A avaliação nutricional é uma importante ferramenta para determinar a presença de fatores, condições ou diagnósticos que possam afetar o estado nutricional do indivíduo. Por meio da análise da composição corporal é possível estimar os compartimentos corporais (massa de gordura e massa corporal magra), que podem fornecer informações importantes sobre a eficácia de intervenções clínicas, relacionadas à prática de atividade física e nutricionais.

Métodos de avaliação da composição corporal

Os métodos de avaliação da composição corporal são divididos em três grupos: direto, indiretos e duplamente indiretos.

  1. O método direto, apesar de apresentar elevada precisão, tem utilidade limitada, pois a análise é realizada por dissecação física ou físico-química de cadáveres.
  2. Os métodos indiretos são procedimentos laboratoriais que oferecem estimativas muito precisas sobre os componentes da composição corporal (Ex: pesagem hidrostática, plestimografia, absorciometria de raio-x de dupla energia – DXA, tomografia computadorizada – TC e ressonância magnética – RM). Esses métodos são utilizados principalmente para validar as técnicas duplamente indiretas.
  3. Os métodos duplamente indiretos são baseados nas medidas antropométricas (perímetros corporais e dobras cutâneas) e na bioimpedância elétrica (BIA). São classificados como “métodos duplamente indiretos”, pois resultam de equações ou normogramas derivados dos métodos indiretos. Estas equações normalmente são formuladas para populações muito específicas, como atletas, não-atletas, jovens, idosos, crianças, homens, mulheres, negros, brancos e asiáticos, etc.

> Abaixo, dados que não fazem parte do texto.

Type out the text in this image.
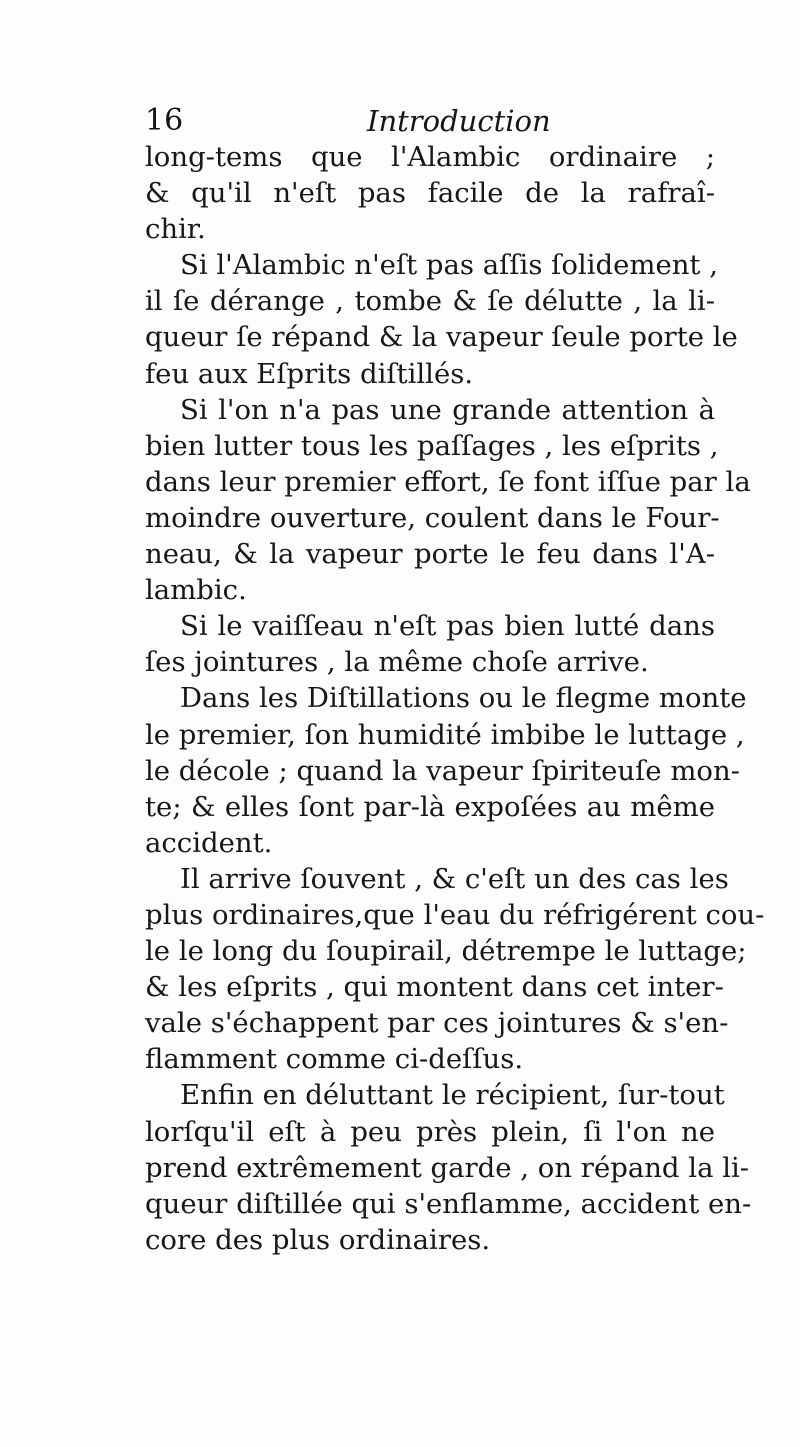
16	Introduction

long-tems que l'Alambic ordinaire ;
& qu'il n'eſt pas facile de la rafraî-
chir.

Si l'Alambic n'eſt pas aſſis ſolidement ,
il ſe dérange , tombe & ſe délutte , la li-
queur ſe répand & la vapeur ſeule porte le
feu aux Eſprits diſtillés.

Si l'on n'a pas une grande attention à
bien lutter tous les paſſages , les eſprits ,
dans leur premier effort, ſe font iſſue par la
moindre ouverture, coulent dans le Four-
neau, & la vapeur porte le feu dans l'A-
lambic.

Si le vaiſſeau n'eſt pas bien lutté dans
ſes jointures , la même choſe arrive.

Dans les Diſtillations ou le flegme monte
le premier, ſon humidité imbibe le luttage ,
le décole ; quand la vapeur ſpiriteuſe mon-
te; & elles ſont par-là expoſées au même
accident.

Il arrive ſouvent , & c'eſt un des cas les
plus ordinaires,que l'eau du réfrigérent cou-
le le long du ſoupirail, détrempe le luttage;
& les eſprits , qui montent dans cet inter-
vale s'échappent par ces jointures & s'en-
flamment comme ci-deſſus.

Enfin en déluttant le récipient, ſur-tout
lorſqu'il eſt à peu près plein, ſi l'on ne
prend extrêmement garde , on répand la li-
queur diſtillée qui s'enflamme, accident en-
core des plus ordinaires.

Os princípios básicos de obtenção da composição corporal são distintos entre os métodos. Abaixo alguns exemplos:

BIA → Este método se baseia na condução de uma corrente elétrica de baixa intensidade através      do corpo, e  posterior  registro  da  condutibilidade  e  da  resistência  promovida  pelos  diversos   tecidos corporais ao fluxo da corrente elétrica. Os tecidos que contêm pouca água e eletrólitos, tais como tecido adiposo e o tecido ósseo, são  maus  condutores  da  corrente  eléctrica,  oferecendo grande oposição à passagem da mesma. Tecidos biológicos como o sangue, as vísceras e os músculos são bons condutores devido aos elevados conteúdos em fluidos e eletrólitos. A impedância é uma combinação  de  dois componentes: Resistência (oposição da massa corporal extracelular) e  Reactância (oposição adicional das membranas celulares ou massa corporal intracelular). Baseado nessas diferenças de condutividade, equações são utilizadas para estimar a composição corporal.

DXA → Esse método é baseado na atenuação de raios em diferentes níveis de energia e permite realizar a mensuração corporal total e por segmentos (cabeça, tronco e membros). O princípio básico da absorciometria é o “escaneamento” com a utilização de uma fonte de raio-x com um filtro que converte um feixe de raio-x em picos fotoelétricos de baixa e alta energia que atravessam o corpo do indivíduo. Após passar pelo corpo, os raios X atenuados são medidos por um detector discriminante de energia. A atenuação diferenciada dos feixes de fótons nos tecidos orgânicos permite a construção de imagens daárea de interesse, e, após tratamento matemático das informações, torna-se possível estabelecer estimativas quanto à densidade e ao conteúdo mineral ósseo, ao componente de gordura corporal e à massa isenta de gordura dos tecidos não-gordurosos.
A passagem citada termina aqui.